Monday, Jun. 26, 1989

Poetry In Glass and Steel

By ROBERT HUGHES

When the sculptor Christopher Wilmarth committed suicide at the age of 44 some 18 months ago, there were no headlines. Wilmarth was not a "star," and so, ignored by the mechanisms of art-world hype, his work was left to find its own level. It is now doing so. The time for a complete Wilmarth retrospective has not arrived, but the Museum of Modern Art in Manhattan has mounted a small exhibition of 25 of his sculptures (through Aug. 20), sensitively curated with an excellent catalog essay by Laura Rosenstock. Even from this limited evidence, it is clear that Wilmarth was by far the best American sculptor of his generation.

) Bad popular artists come and go, but there is a degree of aesthetic literacy that cannot be faked. Wilmarth's originality was of the only kind that counts, born of long reflection on the past. He was a child of the museum, which is why this posthumous show seems so much like a homecoming. He was steeped in a great tradition of which the exemplars were, in poetry, Stephane Mallarme; in painting, Henri Matisse; in sculpture, Constantin Brancusi. Wilmarth was a man of wide visual curiosity, but of all modernist movements the one that interested him most was symbolism, which reached its height around 1890 under Mallarme's leadership and which, through its effect on Matisse and others, lay at the very root of 20th century art. For the symbolists, art was a matter of evocation, not description.

Mallarme had written of the impalpable reality that poetry must somehow approach: "To conjure up the negated object, with the help of allusive and always indirect words, which constantly efface themselves in a complementary silence . . . comes close to the act of creation." Wilmarth's singular project was to create the spirit of reverie that surrounds the "negated object," but in that most object-affirming of arts, sculpture, and to seek its poetic effects in heavy industrial materials -- steel and glass. Typically, Wilmarth, a Californian who spent most of his working life in New York City, adopted as one of his heroes John Roebling, the designer of the Brooklyn Bridge.

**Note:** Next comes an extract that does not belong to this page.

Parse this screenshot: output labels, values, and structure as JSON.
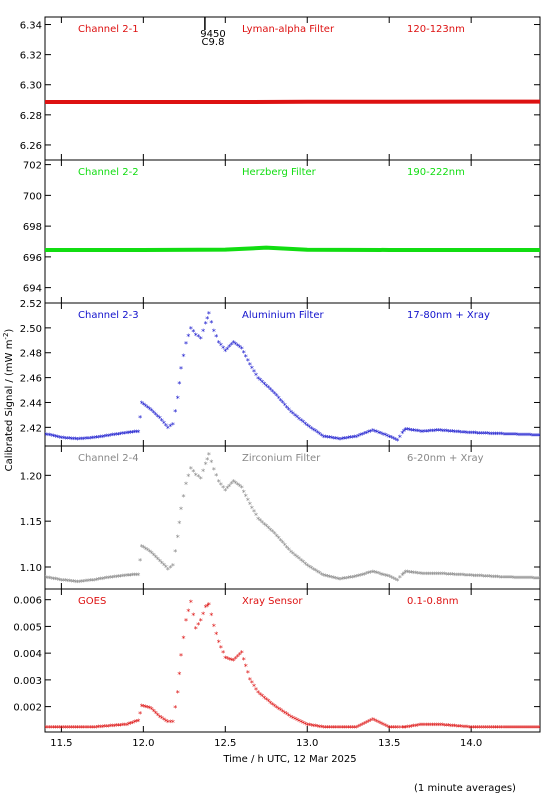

For an artist of Wilmarth's age there was nothing radical about steel. It was the bronze of modernism, the normal substance of constructed sculpture for the past 60 years and more. What was unusual was his decision to combine it with glass and thus make transparency, as much as spatial enclosure, a part of the sculptural effect. Wilmarth loved light. It was his madeleine, a trigger of memory, as a particular smell might be to others: "I associate the significant moments of my life with the character of light at the time." In fact, glass came before steel in his work of the early '70s, and some of his most beautiful pieces consist only of glass plate laced together with tension cable -- flat, bent or subtly curved, as in Tina Turner, 1970-71, an astonishing tour de force for a sculptor in his 20s.

But it is the association of glass with steel that gives his work its peculiar evocative power. Wilmarth worked the glass, bending it discreetly and etching it with hydrofluoric acid. This frosted the panels and brought out their color, which varied from a cold ice green to a soft, almost moonstone blue, diffused on the face but sometimes concentrated with sharp energy within the edges. The dark steel, seen through this translucency, lost its declarative character; it blurred, and became a presence, or rather an immanence: something very much there yet hard to define.

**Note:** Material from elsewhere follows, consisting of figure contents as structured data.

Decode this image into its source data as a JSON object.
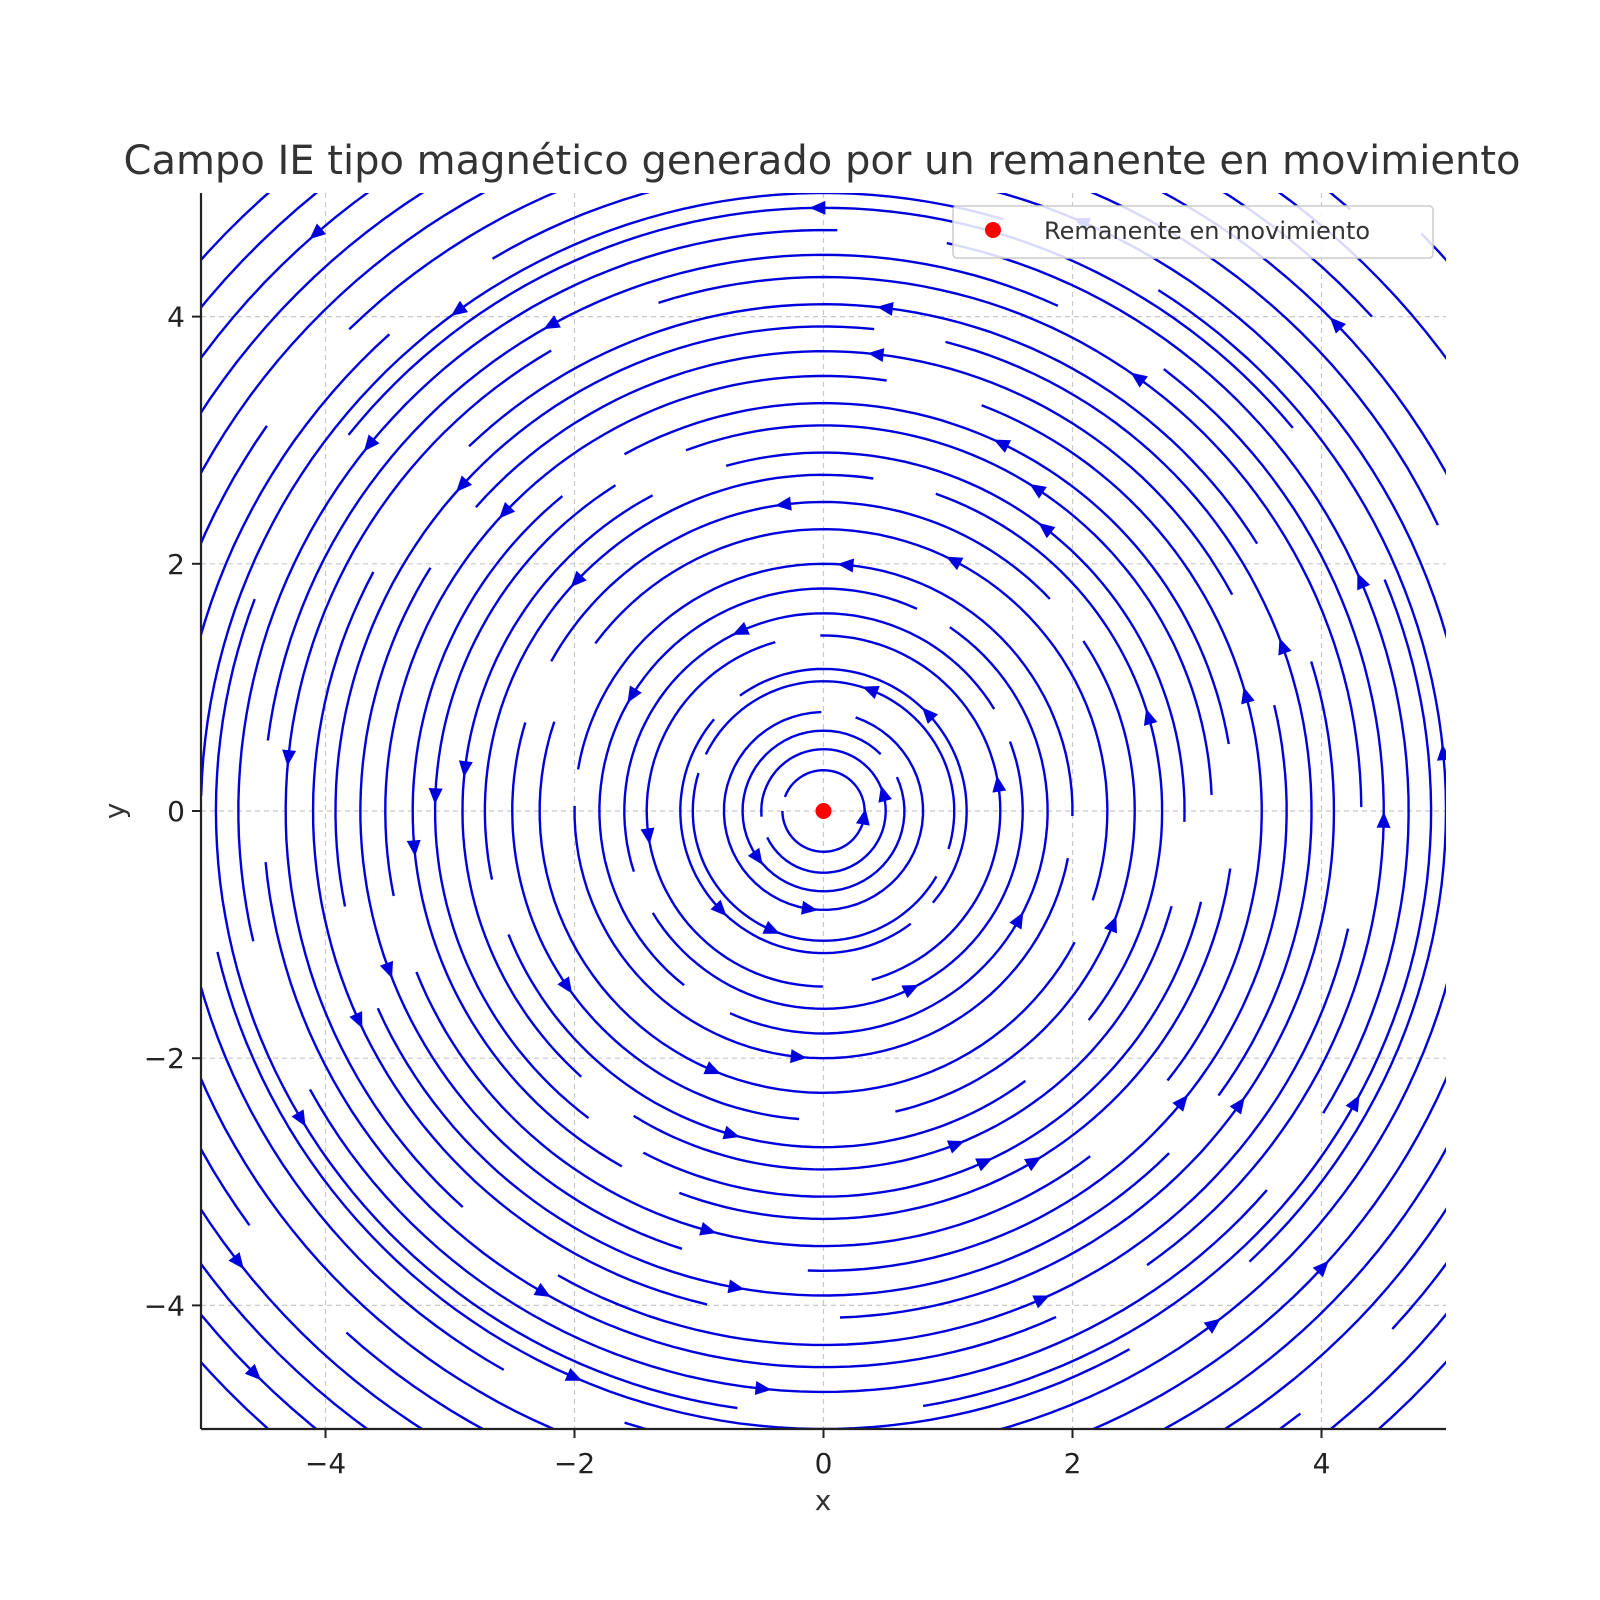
{
  "chart_data": {
    "type": "streamplot",
    "title": "Campo IE tipo magnético generado por un remanente en movimiento",
    "xlabel": "x",
    "ylabel": "y",
    "xlim": [
      -5,
      5
    ],
    "ylim": [
      -5,
      5
    ],
    "xticks": [
      -4,
      -2,
      0,
      2,
      4
    ],
    "yticks": [
      -4,
      -2,
      0,
      2,
      4
    ],
    "xtick_labels": [
      "−4",
      "−2",
      "0",
      "2",
      "4"
    ],
    "ytick_labels": [
      "−4",
      "−2",
      "0",
      "2",
      "4"
    ],
    "grid": true,
    "field": {
      "description_of_form": "circulating field around origin, counter-clockwise",
      "radii": [
        0.33,
        0.5,
        0.65,
        0.8,
        1.05,
        1.15,
        1.42,
        1.6,
        1.8,
        2.0,
        2.28,
        2.5,
        2.72,
        2.9,
        3.12,
        3.3,
        3.52,
        3.72,
        3.92,
        4.1,
        4.32,
        4.5,
        4.7,
        4.88,
        5.0,
        5.2,
        5.45,
        5.7,
        5.95,
        6.2,
        6.45,
        6.7
      ],
      "color": "#0000dd"
    },
    "points": [
      {
        "name": "Remanente en movimiento",
        "x": 0,
        "y": 0,
        "color": "#ff0000"
      }
    ],
    "legend": {
      "placement": "upper-right",
      "entries": [
        {
          "label": "Remanente en movimiento",
          "color": "#ff0000",
          "marker": "circle"
        }
      ]
    }
  }
}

In large works like the Nine Clearings for a Standing Man, 1973, Wilmarth achieved the kind of grandeur of light and pared-down form that one associates with Rothko at his best, and something more: the sense of a figure, not described but evoked by a flat vertical plane, behind the glass. Even in a smaller piece like Is, Was (Chancing), 1975-76, there is a fascinating exchange between dark and light, solidity and translucency, underwritten by the economical logic of its making: a single sheet of steel cut and folded, a single plate of glass. And the cables that hold such pieces together are not mere connectors. They are conceived as drawing: exact lines whose tautness is both visual and structural. The ancestor whom they evoke is the pre-1914 Matisse, whose near abstract views of Notre Dame through the studio window had as much effect on Wilmarth's sculpture as they did on Richard Diebenkorn's Ocean Parks.

In Wilmarth's later work of the '80s, the hidden figure becomes explicit. Wilmarth's sign for it was in part a homage to Brancusi: an egg-shaped form, a glass sign for a head. Sometimes it appears on its own -- once, in a piece called Sigh, 1979-80, with the "face" cut away and resting resignedly inside the egg, an image of exquisite poignancy. Usually the head is fixed to a metal plaque with edges and attachments that suggest a window frame, and thus someone (the sculptor himself) looking out into our space. These pieces are darker and less restrained. The smoothness of the glass gives way to textures of rust and even spattered lead -- the silvery color of the lead functioning, like paint, as light. They are Giacomettian in their sense of endurance, remoteness and loss. But the phase of Wilmarth's work that they began was not to be completed. This was a sad subtraction.